The subject of autism-related genes remains controversial in some quarters where parent groups still insist factors such as vaccines and toxins are at the core of the developmental disorder.
But scientists at the lab have been on the trail of a suspect gene cluster since 2007, when geneticist Dr. Michael Wigler first proposed it may play a major role. Wigler suggested the missing cluster is a 27-gene grouping on chromosome 16.
Most people have two sets of the cluster; individuals with autism have only one, or just fragments of the second, researchers say.
Now, Wigler's colleague, Dr. Alea Mills, has proved the deleted gene cluster not only plays a role in the condition, but also may affect head size, certain behaviors and the shape of structures within the brain itself.
Mills said she chose to hunt down the cluster's role because "the idea that this deletion might be causing autism was exciting."
She still has to definitively prove the missing sequence has a hand in causing the condition.
The Centers for Disease Control and Prevention estimates one in every 110 children has autism, most of them boys.
Mills proved the missing cluster is involved in autism by engineering a so-called autism mouse. "First we had to ask whether autism is such a human thing that we might be unable to model it in mice," Mills said.
When she clipped the corresponding cluster of genes from the mouse's genome, Mills discovered the animals developed hyperactivity and repetitive behaviors, two traits shared with humans who have autism.
"Mice with the deletion acted completely different from normal mice," said Guy Horev, a researcher in Mills' lab.
They found the deletion caused changes in the architectural shape of the animals' brain structures. Mills theorizes the suspect cluster also may be related to numerous features associated with autism in humans.
"Head circumference had been linked to autism in the past," Mills said. "Kids with autism tend to have larger heads. So larger head size is not only a predictor of autism, head circumference appears to be associated with the deletion."
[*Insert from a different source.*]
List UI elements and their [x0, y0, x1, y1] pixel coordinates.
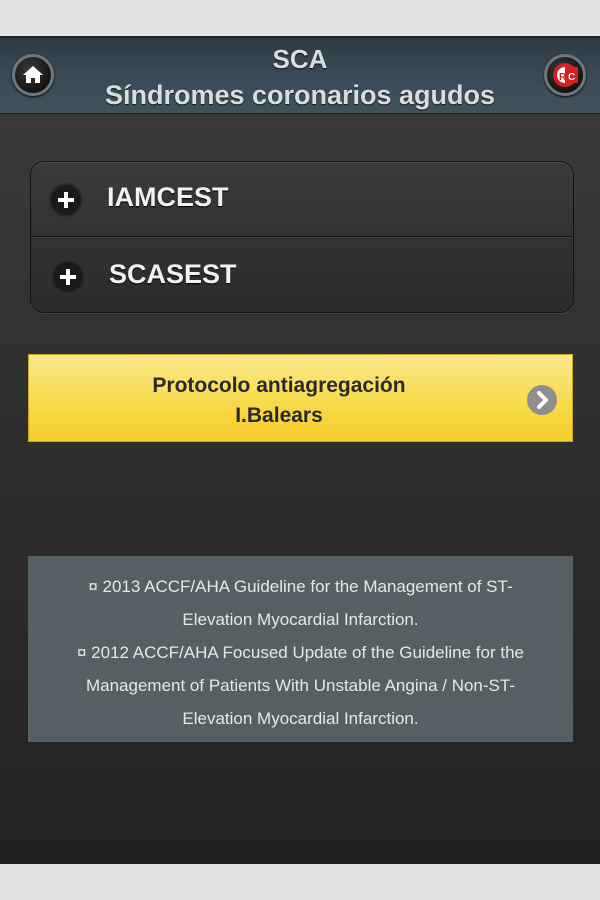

Mills' research was funded by the Simons Foundation's Autism Research Initiative, a Manhattan philanthropic effort started by billionaire James Simons and his wife, Marylin. Their daughter has Asperger's syndrome, an autism spectrum disorder.
The foundation is buoyed by Mills' development of an autism mouse.
"The technical skill is extraordinary in creating mouse models bearing a human genetic variant . . . associated with autism," said Dr. Gerald Fischbach, life sciences director at Simons' autism research initiative.